A proposed timeline for an amendment Bill that will amend the Free Zones Act 1995 (Act 504) is by the third quarter of the year, barring any unforeseen delays, the Head of Legal at Ghana Free Zones Authority (GFZA), Mrs. Kristine Lartey has said.

The proposed amendments is aimed at addressing the gaps in the Act, and bring it up to par with developments in the free and special economic zone regimes worldwide as the Act has seen no major amendments since its promulgation in 1995. One key area of the proposed review is to confer on the GFZA, a corporate identity with the ability and power to operate more independently as a legal entity with some degree of autonomy.

According to her, the GFZA has had stakeholder engagements to elicit input from both government agencies, free zone companies and other entities who operate within the free zone space. Once the Act is being amended, input from all these stakeholders is important to ensure that at the end of the exercise, the new Act is a comprehensive piece of legislation that has all the relevant areas needing review addressed.

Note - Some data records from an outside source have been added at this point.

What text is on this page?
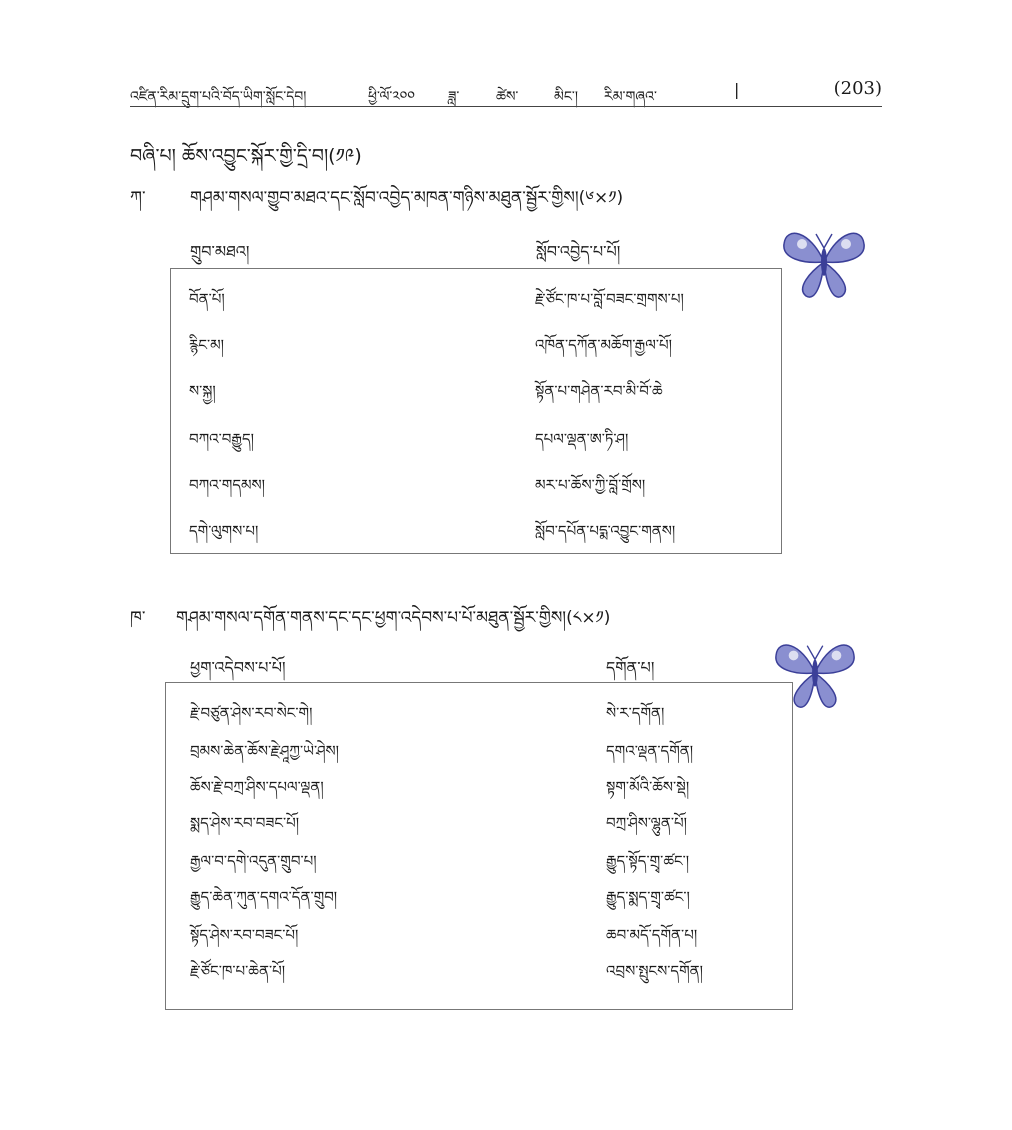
འཛིན་རིམ་དྲུག་པའི་བོད་ཡིག་སློང་དེབ།	ཕྱི་ལོ་༢༠༠ ཟླ་	ཚེས་	མིང་། རིམ་གཞའ་	|	(203)
བཞི་པ། ཆོས་འབྱུང་སྐོར་གྱི་དྲི་བ།(༡༩)
ཀ་	གཤམ་གསལ་གྱུབ་མཐའ་དང་སློབ་འབྱེད་མཁན་གཉིས་མཐུན་སྦྱོར་གྱིས།(༦×༡)
གྲུབ་མཐའ།	སློབ་འབྱེད་པ་པོ།
བོན་པོ།	རྗེ་ཙོང་ཁ་པ་བློ་བཟང་གྲགས་པ།
རྙིང་མ།	འཁོན་དཀོན་མཆོག་རྒྱལ་པོ།
ས་སྐྱ།	སྟོན་པ་གཤེན་རབ་མི་བོ་ཆེ
བཀའ་བརྒྱུད།	དཔལ་ལྡན་ཨ་ཏི་ཤ།
བཀའ་གདམས།	མར་པ་ཆོས་ཀྱི་བློ་གྲོས།
དགེ་ལུགས་པ།	སློབ་དཔོན་པདྨ་འབྱུང་གནས།
ཁ་ གཤམ་གསལ་དགོན་གནས་དང་དང་ཕྱག་འདེབས་པ་པོ་མཐུན་སྦྱོར་གྱིས།(༨×༡)
ཕྱག་འདེབས་པ་པོ།	དགོན་པ།
རྗེ་བཙུན་ཤེས་རབ་སེང་གེ།	སེ་ར་དགོན།
བྲམས་ཆེན་ཆོས་རྗེ་ཤཱཀྱ་ཡེ་ཤེས།	དགའ་ལྡན་དགོན།
ཆོས་རྗེ་བཀྲ་ཤིས་དཔལ་ལྡན།	སྟག་མོའི་ཆོས་སྡེ།
སྨད་ཤེས་རབ་བཟང་པོ།	བཀྲ་ཤིས་ལྷུན་པོ།
རྒྱལ་བ་དགེ་འདུན་གྲུབ་པ།	རྒྱུད་སྟོད་གྲྭ་ཚང་།
རྒྱུད་ཆེན་ཀུན་དགའ་དོན་གྲུབ།	རྒྱུད་སྨད་གྲྭ་ཚང་།
སྟོད་ཤེས་རབ་བཟང་པོ།	ཆབ་མདོ་དགོན་པ།
རྗེ་ཙོང་ཁ་པ་ཆེན་པོ།	འབྲས་སྤུངས་དགོན།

“The Authority is moving to the next step in the review process of drafting of the Cabinet Memorandum to be presented through our supervisory Ministry to Parliament. After Cabinet approval is received, then we will have to work with the Legislative Drafting of the Attorney General’s Department for the actual drafting of the Bill. The process requires engagement with the Parliamentary Select Committee on Trade and Industry.

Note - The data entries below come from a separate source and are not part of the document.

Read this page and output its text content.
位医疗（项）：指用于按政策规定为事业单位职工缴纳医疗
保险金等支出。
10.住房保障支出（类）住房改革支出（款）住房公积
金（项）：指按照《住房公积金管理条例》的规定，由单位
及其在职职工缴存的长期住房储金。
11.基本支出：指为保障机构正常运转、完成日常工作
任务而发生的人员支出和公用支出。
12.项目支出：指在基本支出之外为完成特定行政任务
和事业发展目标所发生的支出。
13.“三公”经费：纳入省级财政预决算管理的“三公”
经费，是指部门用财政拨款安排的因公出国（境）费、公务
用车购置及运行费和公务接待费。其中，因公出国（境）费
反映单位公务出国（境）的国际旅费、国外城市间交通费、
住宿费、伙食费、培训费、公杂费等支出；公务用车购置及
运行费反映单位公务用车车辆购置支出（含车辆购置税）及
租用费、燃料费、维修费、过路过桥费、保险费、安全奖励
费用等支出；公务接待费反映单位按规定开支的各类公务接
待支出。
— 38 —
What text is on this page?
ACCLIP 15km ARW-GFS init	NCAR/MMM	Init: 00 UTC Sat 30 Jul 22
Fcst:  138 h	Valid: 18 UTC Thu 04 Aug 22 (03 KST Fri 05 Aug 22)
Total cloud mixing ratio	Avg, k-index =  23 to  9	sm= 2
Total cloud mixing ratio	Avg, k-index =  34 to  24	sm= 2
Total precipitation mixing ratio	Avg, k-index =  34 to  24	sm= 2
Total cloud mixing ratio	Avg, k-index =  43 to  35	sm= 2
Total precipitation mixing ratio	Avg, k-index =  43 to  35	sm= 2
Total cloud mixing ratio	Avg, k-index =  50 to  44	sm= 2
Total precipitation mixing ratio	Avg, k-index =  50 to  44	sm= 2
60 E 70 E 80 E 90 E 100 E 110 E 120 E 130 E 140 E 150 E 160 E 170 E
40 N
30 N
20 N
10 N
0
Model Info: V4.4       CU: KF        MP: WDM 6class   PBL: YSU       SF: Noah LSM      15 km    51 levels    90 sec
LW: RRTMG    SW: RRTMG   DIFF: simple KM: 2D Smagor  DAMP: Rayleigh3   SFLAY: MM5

Our target is that by the end of third quarter of the year, we should have the new Act” she told B&FT in an interview on the margins of a capacity building workshop for the parliamentary press corps, under the auspices of GFZA at Parliament House in Accra.

In its current form, the Act limits the GFZA in its function, and even though it is an Authority by name it is still a Secretariat with a Governing Board in its operations. Currently, the GFZA cannot sue and be sued because it does not have a corporate identity and so has to channel everything through the Ministry of Trade and the Attorney General’s Department as the case may be.

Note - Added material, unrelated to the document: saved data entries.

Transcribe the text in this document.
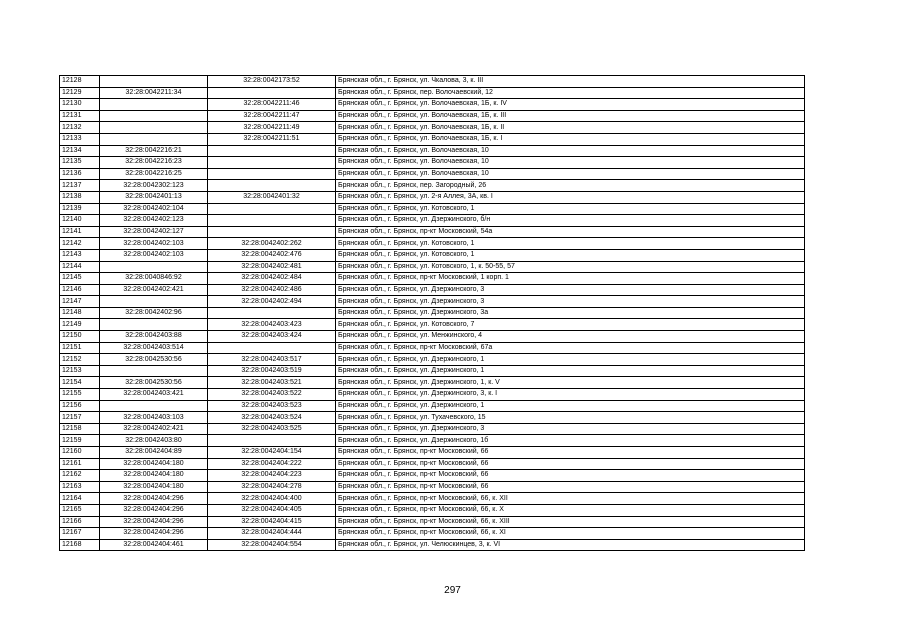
12128		32:28:0042173:52	Брянская обл., г. Брянск, ул. Чкалова, 3, к. III
12129	32:28:0042211:34		Брянская обл., г. Брянск, пер. Волочаевский, 12
12130		32:28:0042211:46	Брянская обл., г. Брянск, ул. Волочаевская, 1Б, к. IV
12131		32:28:0042211:47	Брянская обл., г. Брянск, ул. Волочаевская, 1Б, к. III
12132		32:28:0042211:49	Брянская обл., г. Брянск, ул. Волочаевская, 1Б, к. II
12133		32:28:0042211:51	Брянская обл., г. Брянск, ул. Волочаевская, 1Б, к. I
12134	32:28:0042216:21		Брянская обл., г. Брянск, ул. Волочаевская, 10
12135	32:28:0042216:23		Брянская обл., г. Брянск, ул. Волочаевская, 10
12136	32:28:0042216:25		Брянская обл., г. Брянск, ул. Волочаевская, 10
12137	32:28:0042302:123		Брянская обл., г. Брянск, пер. Загородный, 26
12138	32:28:0042401:13	32:28:0042401:32	Брянская обл., г. Брянск, ул. 2-я Аллея, 3А, кв. I
12139	32:28:0042402:104		Брянская обл., г. Брянск, ул. Котовского, 1
12140	32:28:0042402:123		Брянская обл., г. Брянск, ул. Дзержинского, б/н
12141	32:28:0042402:127		Брянская обл., г. Брянск, пр-кт Московский, 54а
12142	32:28:0042402:103	32:28:0042402:262	Брянская обл., г. Брянск, ул. Котовского, 1
12143	32:28:0042402:103	32:28:0042402:476	Брянская обл., г. Брянск, ул. Котовского, 1
12144		32:28:0042402:481	Брянская обл., г. Брянск, ул. Котовского, 1, к. 50-55, 57
12145	32:28:0040846:92	32:28:0042402:484	Брянская обл., г. Брянск, пр-кт Московский, 1 корп. 1
12146	32:28:0042402:421	32:28:0042402:486	Брянская обл., г. Брянск, ул. Дзержинского, 3
12147		32:28:0042402:494	Брянская обл., г. Брянск, ул. Дзержинского, 3
12148	32:28:0042402:96		Брянская обл., г. Брянск, ул. Дзержинского, 3а
12149		32:28:0042403:423	Брянская обл., г. Брянск, ул. Котовского, 7
12150	32:28:0042403:88	32:28:0042403:424	Брянская обл., г. Брянск, ул. Менжинского, 4
12151	32:28:0042403:514		Брянская обл., г. Брянск, пр-кт Московский, 67а
12152	32:28:0042530:56	32:28:0042403:517	Брянская обл., г. Брянск, ул. Дзержинского, 1
12153		32:28:0042403:519	Брянская обл., г. Брянск, ул. Дзержинского, 1
12154	32:28:0042530:56	32:28:0042403:521	Брянская обл., г. Брянск, ул. Дзержинского, 1, к. V
12155	32:28:0042403:421	32:28:0042403:522	Брянская обл., г. Брянск, ул. Дзержинского, 3, к. I
12156		32:28:0042403:523	Брянская обл., г. Брянск, ул. Дзержинского, 1
12157	32:28:0042403:103	32:28:0042403:524	Брянская обл., г. Брянск, ул. Тухачевского, 15
12158	32:28:0042402:421	32:28:0042403:525	Брянская обл., г. Брянск, ул. Дзержинского, 3
12159	32:28:0042403:80		Брянская обл., г. Брянск, ул. Дзержинского, 1б
12160	32:28:0042404:89	32:28:0042404:154	Брянская обл., г. Брянск, пр-кт Московский, 66
12161	32:28:0042404:180	32:28:0042404:222	Брянская обл., г. Брянск, пр-кт Московский, 66
12162	32:28:0042404:180	32:28:0042404:223	Брянская обл., г. Брянск, пр-кт Московский, 66
12163	32:28:0042404:180	32:28:0042404:278	Брянская обл., г. Брянск, пр-кт Московский, 66
12164	32:28:0042404:296	32:28:0042404:400	Брянская обл., г. Брянск, пр-кт Московский, 66, к. XII
12165	32:28:0042404:296	32:28:0042404:405	Брянская обл., г. Брянск, пр-кт Московский, 66, к. X
12166	32:28:0042404:296	32:28:0042404:415	Брянская обл., г. Брянск, пр-кт Московский, 66, к. XIII
12167	32:28:0042404:296	32:28:0042404:444	Брянская обл., г. Брянск, пр-кт Московский, 66, к. XI
12168	32:28:0042404:461	32:28:0042404:554	Брянская обл., г. Брянск, ул. Челюскинцев, 3, к. VI
297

The mandate of the Free Zone Act 1995 (Act 504) is to enable the establishment of free zones in Ghana for the promotion of economic development; to provide for the regulation of activities in free zones and for related purposes.

It has clauses including incentives [tax concession and investors], investment guarantees, transfer of profits, guarantee against expropriation, and operation of foreign currency account.

Other areas contained are the composition of the governing board which has the Minister of Trade as its Chairman, to monitor the activities, performance of free zone developers and enterprises.

Qualification of enterprises and issues of tax holidays which were changed without recourse to the Authority are among some of the areas of concern grey areas that has necessitated the call for amendment.

Mrs.Lartey also explained that some of the areas of concern or grey areas that require categorical provision in the Act relates to how some directives from, and/or amendments initiated by some government agencies impact free zone operations, without any recourse to the Authority and the impact on some of the incentives contained in the Act.

A case in point being the Bank of Ghana’s (BoG) recent directive on the implementation of the use of electronic Letters of Credit, and the Internal Revenue Amendment Act, which increased the corporate tax payable after the 10 year tax holiday from 8% provided in the Free Zone Act to 15%. These changes of course do not make the free zone enterprises happy because the impact on some of the incentives that informed their decision to invest in Ghana.

‘Our relationship with our sister government agencies is key, and that is why we have had to engaged them to deliberate and understand each other’s perspective and communicate the rational for the proposed amendments.

By the enactment of the Free Zone Act, investors are being offered elaborate fiscal, trade and investment incentives to encourage the production of goods and services primarily destined for export markets through the attraction and utilization of Foreign Direct Investment and increasing the role of the local private sector.

Ghana’s Free Zones Programme is designed to promote processing and manufacturing of goods through the establishment of Export Processing Zones (EPZs), and, encouraging the development of commercial and service activities at sea- and air-port areas.